Миша. Я сам бесконечно преклоняюсь перед Андреем Дмитриевичем, но как же он может быть пророком Божьим, он ведь неверующий, в лучшем случае - агностик?
Игорь. Он - главный враг Андропова, а значит, Антихриста. И человек, святой по своей жизни, начиная с момента его участия в правозащитном движении. Но когда в скором времени, по моим расчетам, в июле - августе, он обратится к Богу и открыто бросит вызов Антихристу -- это будет великий святой. Солженицын же прямо о себе в “Теленке” написал, что чувствует себя мечом в руке Господней, “заговоренным на всякую нечистую силу”.
К концу же владычества Антихриста, которое продлится, как сказано в Писании, 42 месяца, они оба будут убиты за свидетельство о Христе, один - в Горьком, может быть, во время голодовки в больнице, другой - в Вермонте, и трупы их, непогребенные, будут лежать на Красной площади.
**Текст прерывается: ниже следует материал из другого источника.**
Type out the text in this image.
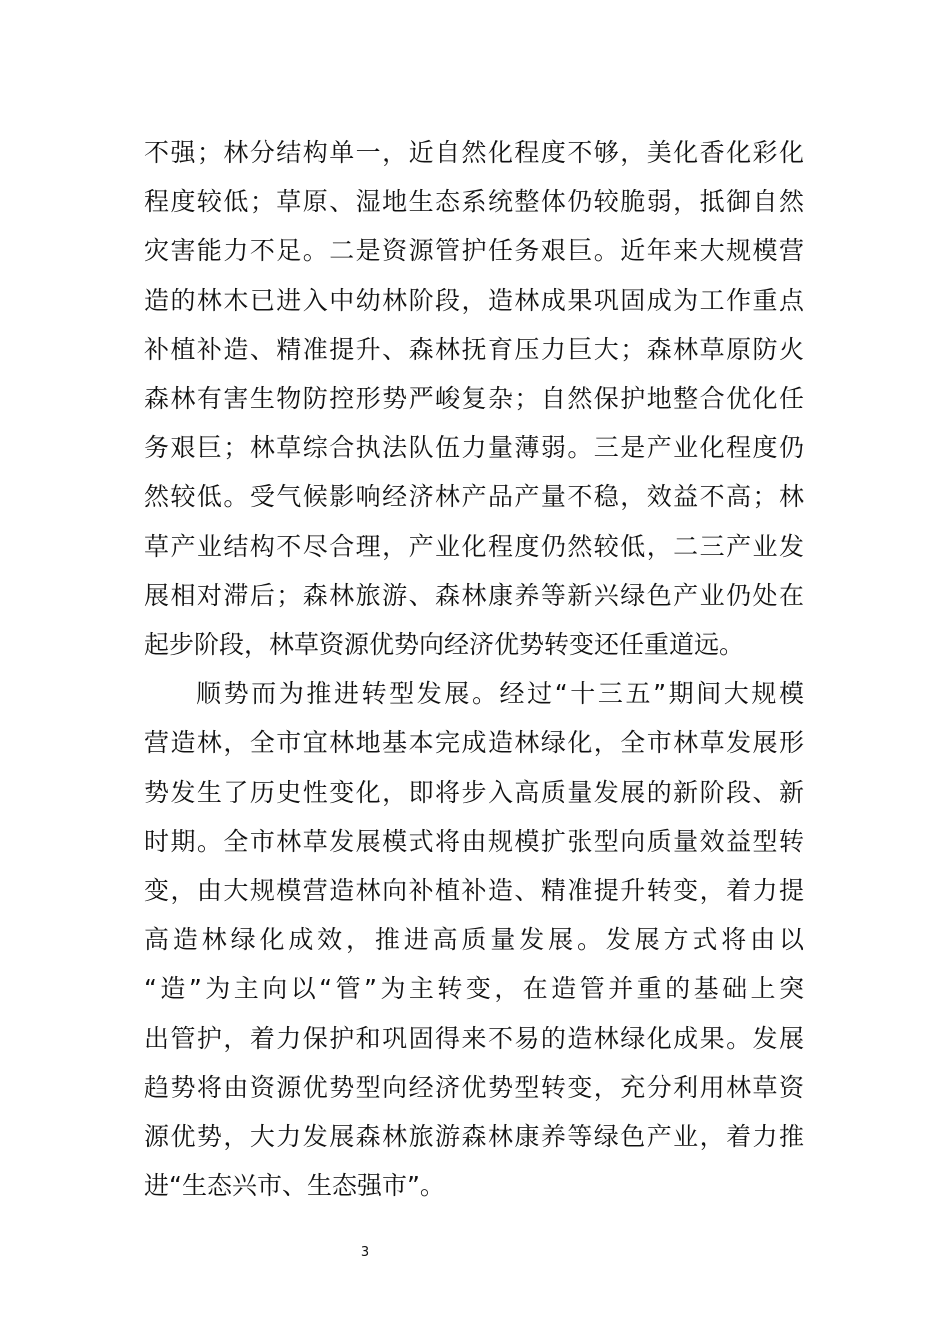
不强；林分结构单一，近自然化程度不够，美化香化彩化
程度较低；草原、湿地生态系统整体仍较脆弱，抵御自然
灾害能力不足。二是资源管护任务艰巨。近年来大规模营
造的林木已进入中幼林阶段，造林成果巩固成为工作重点
补植补造、精准提升、森林抚育压力巨大；森林草原防火
森林有害生物防控形势严峻复杂；自然保护地整合优化任
务艰巨；林草综合执法队伍力量薄弱。三是产业化程度仍
然较低。受气候影响经济林产品产量不稳，效益不高；林
草产业结构不尽合理，产业化程度仍然较低，二三产业发
展相对滞后；森林旅游、森林康养等新兴绿色产业仍处在
起步阶段，林草资源优势向经济优势转变还任重道远。
顺势而为推进转型发展。经过“十三五”期间大规模
营造林，全市宜林地基本完成造林绿化，全市林草发展形
势发生了历史性变化，即将步入高质量发展的新阶段、新
时期。全市林草发展模式将由规模扩张型向质量效益型转
变，由大规模营造林向补植补造、精准提升转变，着力提
高造林绿化成效，推进高质量发展。发展方式将由以
“造”为主向以“管”为主转变，在造管并重的基础上突
出管护，着力保护和巩固得来不易的造林绿化成果。发展
趋势将由资源优势型向经济优势型转变，充分利用林草资
源优势，大力发展森林旅游森林康养等绿色产业，着力推
进“生态兴市、生态强市”。
3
Это случится, я думаю, в 94 году. А где будет труп, там соберутся орлы. Какие там орлы - вороны! Ха-ха!
(входит старик — церковный сторож, в валенках, с густой бородой)
Старик. Что же ты делаешь-то, а? Сколько раз тебе можно говорить! Опять, уходя, лампады не погасил в храме. Лампадное масло дорогое, сколько же это его за ночь нагорит!
Игорь. (быстро) Ну, вам пора. С Богом! (сует Мише рукопись)


Действие второе.

Сцена 8 (продолжение сцены 5)

Летнее кафе возле пруда на Чистых Прудах. За дальним столиком — Владимир Дмитриевич и Миша, на столике — сухарики, бутылка пива, минеральная вода. Неподалеку — скамейки с пенсионерами, мамаши с колясками. Из магнитофона на скамейке (его держит парень лет 25) доносится песня: "У павильона "Пиво-воды" стоял советский постовой..." Владимир Дмитриевич слушает, морщится.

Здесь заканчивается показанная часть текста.